The City of Vancouver is also turning to bioswales for natural infiltration of stormwater. One of the pilot projects was a pocket park at East 8th Avenue and now-traffic calmed Grandview "Highway" North (part of the Central Valley Greenway). The city closed 8th Ave to car traffic, while preserving access for bikes, and engineered all of 8th to drain into a small, triangular pocket park with a three-stage bioswale. It is capable of absorbing all the rain off of 8th without any actually going into the storm drain at the centre of the bottom pool. This past winter we had the most severe winter storms in a century (they knocked down 30,000+ trees in Stanley Park) and yet even in the heaviest of rainfalls and near-hurricane strength winds this pocket park (it is near my house, which is why I checked in such a storm) was able to absorb it all.



___________

Another source to check out is UniverCity (www.univercity.ca), the residential community at Simon Fraser University. It is being built out to grow the school's endowment and to enliven the mountain-top campus of SFU with approximately 10,000 people once the 25 year build-out is complete. It is being designed and built to very high environmental standards. Of particular interest to you might be the integrated stormwater management programme.
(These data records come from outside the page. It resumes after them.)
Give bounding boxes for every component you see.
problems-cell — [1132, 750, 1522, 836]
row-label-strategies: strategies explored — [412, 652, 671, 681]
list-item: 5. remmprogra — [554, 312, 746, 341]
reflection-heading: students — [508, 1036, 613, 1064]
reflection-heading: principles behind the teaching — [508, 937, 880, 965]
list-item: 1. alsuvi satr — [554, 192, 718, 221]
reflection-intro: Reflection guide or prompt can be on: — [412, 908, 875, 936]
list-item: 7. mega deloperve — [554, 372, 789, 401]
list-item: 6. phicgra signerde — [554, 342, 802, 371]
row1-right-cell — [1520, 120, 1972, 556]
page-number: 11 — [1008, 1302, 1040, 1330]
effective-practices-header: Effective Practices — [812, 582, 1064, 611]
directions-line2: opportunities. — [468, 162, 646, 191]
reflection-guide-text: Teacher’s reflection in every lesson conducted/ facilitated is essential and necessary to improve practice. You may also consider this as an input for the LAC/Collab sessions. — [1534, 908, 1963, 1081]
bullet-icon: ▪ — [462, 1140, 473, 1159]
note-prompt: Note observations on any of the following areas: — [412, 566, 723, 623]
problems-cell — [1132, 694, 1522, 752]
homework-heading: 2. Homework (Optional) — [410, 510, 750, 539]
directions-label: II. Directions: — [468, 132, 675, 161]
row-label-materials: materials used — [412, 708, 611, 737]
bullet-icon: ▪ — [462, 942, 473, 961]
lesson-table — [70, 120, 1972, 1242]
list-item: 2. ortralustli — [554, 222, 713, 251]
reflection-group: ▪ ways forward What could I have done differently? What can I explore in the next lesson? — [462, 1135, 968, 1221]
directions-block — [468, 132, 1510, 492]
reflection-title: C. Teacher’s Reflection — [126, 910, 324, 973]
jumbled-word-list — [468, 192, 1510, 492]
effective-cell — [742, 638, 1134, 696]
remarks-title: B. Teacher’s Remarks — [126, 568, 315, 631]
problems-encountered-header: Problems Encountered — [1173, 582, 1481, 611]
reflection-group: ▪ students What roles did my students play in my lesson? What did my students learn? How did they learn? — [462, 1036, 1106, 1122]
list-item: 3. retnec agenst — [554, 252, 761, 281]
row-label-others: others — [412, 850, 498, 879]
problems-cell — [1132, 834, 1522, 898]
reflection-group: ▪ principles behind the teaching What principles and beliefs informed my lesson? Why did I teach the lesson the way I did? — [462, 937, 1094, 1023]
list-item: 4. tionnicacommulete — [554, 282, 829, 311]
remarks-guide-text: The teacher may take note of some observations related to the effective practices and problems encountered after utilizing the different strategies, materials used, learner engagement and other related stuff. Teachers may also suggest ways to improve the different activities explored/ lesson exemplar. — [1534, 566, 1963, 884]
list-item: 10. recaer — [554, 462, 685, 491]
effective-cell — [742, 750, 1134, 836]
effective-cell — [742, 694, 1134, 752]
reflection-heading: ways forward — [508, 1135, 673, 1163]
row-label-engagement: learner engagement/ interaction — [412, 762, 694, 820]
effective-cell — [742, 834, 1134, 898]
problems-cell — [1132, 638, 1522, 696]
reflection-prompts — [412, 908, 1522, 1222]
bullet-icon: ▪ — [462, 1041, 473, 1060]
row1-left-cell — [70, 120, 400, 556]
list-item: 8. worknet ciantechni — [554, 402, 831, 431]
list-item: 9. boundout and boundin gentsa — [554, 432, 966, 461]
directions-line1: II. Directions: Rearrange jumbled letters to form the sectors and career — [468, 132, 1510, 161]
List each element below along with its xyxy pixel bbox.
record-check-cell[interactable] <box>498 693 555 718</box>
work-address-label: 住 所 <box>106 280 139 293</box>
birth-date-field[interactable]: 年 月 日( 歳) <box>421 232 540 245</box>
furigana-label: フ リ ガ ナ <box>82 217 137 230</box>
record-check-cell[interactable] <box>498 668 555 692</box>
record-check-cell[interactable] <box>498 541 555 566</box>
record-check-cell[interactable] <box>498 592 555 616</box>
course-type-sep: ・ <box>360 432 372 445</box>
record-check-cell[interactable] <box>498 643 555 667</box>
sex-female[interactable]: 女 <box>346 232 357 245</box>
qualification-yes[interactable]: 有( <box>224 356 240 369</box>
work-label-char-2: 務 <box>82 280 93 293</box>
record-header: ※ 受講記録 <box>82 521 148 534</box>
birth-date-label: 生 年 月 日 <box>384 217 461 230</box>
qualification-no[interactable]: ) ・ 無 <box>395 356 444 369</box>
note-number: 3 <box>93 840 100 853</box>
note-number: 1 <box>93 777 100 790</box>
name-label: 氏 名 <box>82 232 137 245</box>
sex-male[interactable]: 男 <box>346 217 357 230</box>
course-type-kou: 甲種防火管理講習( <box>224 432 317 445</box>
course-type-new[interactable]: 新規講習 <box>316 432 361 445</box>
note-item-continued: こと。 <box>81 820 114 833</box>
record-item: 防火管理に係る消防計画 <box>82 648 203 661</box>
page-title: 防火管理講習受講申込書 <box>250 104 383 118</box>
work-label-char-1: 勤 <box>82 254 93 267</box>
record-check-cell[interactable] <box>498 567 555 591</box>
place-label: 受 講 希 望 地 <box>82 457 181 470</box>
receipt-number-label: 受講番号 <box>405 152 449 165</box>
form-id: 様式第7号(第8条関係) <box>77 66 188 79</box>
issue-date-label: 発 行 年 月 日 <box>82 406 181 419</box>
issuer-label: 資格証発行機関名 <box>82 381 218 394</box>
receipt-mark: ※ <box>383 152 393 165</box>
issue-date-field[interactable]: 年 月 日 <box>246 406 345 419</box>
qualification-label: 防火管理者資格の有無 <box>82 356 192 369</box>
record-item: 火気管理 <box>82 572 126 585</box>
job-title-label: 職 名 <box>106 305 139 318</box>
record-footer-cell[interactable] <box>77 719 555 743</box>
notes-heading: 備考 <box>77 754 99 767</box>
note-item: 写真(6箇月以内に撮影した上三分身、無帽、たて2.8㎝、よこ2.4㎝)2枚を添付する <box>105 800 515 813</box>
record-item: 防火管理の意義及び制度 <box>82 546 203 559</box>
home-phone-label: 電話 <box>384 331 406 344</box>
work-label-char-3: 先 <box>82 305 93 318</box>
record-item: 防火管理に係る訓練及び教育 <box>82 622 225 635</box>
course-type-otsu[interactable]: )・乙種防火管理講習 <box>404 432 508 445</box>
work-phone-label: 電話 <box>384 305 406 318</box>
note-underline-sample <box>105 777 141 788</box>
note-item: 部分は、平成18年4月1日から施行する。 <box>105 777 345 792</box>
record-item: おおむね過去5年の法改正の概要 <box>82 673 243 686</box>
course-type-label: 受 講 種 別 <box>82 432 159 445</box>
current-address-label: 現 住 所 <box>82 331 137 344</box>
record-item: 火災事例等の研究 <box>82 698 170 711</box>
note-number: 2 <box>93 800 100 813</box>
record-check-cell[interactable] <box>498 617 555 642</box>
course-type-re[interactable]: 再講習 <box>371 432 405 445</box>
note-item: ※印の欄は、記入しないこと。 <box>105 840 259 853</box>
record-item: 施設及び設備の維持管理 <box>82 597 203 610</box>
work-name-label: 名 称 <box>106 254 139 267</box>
The streets are all graded to drain through the on-street parking lane, which is made up of permeable pavers. The run off of the street is collected and channeled through day-lighted bioswales to a multi-stepped holding pond that emulate, through extensive biomimicry, the indigenous wetlands found in the area prior to development. In powerful storms these ponds will fill and the excess is sent down the mountain in the bioswales adjacent the roadway and only at the bottom of the mountain does the stormwater ever enter a culvert and it is deposited less than a kilometre away in Burnaby Lake. In other words, this 7500 dwelling residential development is not hooked up to storm sewers at all, nor is the adjacent 25,000-student campus of Simon Fraser University. SFU put in a landscaped stormwater retention pond a couple of years ago to absorb the campus runoff and its overflow is discharged into the same roadside bioswales to be absorbed as gravity pulls it down the mountain. You might want to get in touch with the developer of UniverCity, SFU Community Trust, to ask more questions.


I think that is all I can throw at you for now. Get in touch with the City of Vancouver (www.Vancouver.ca) and see if you can't find some people to give you hard numbers or direct you to materials.


Good luck.

Last edited by SFUVancouver; Jul 24, 2007 at 5:49 PM.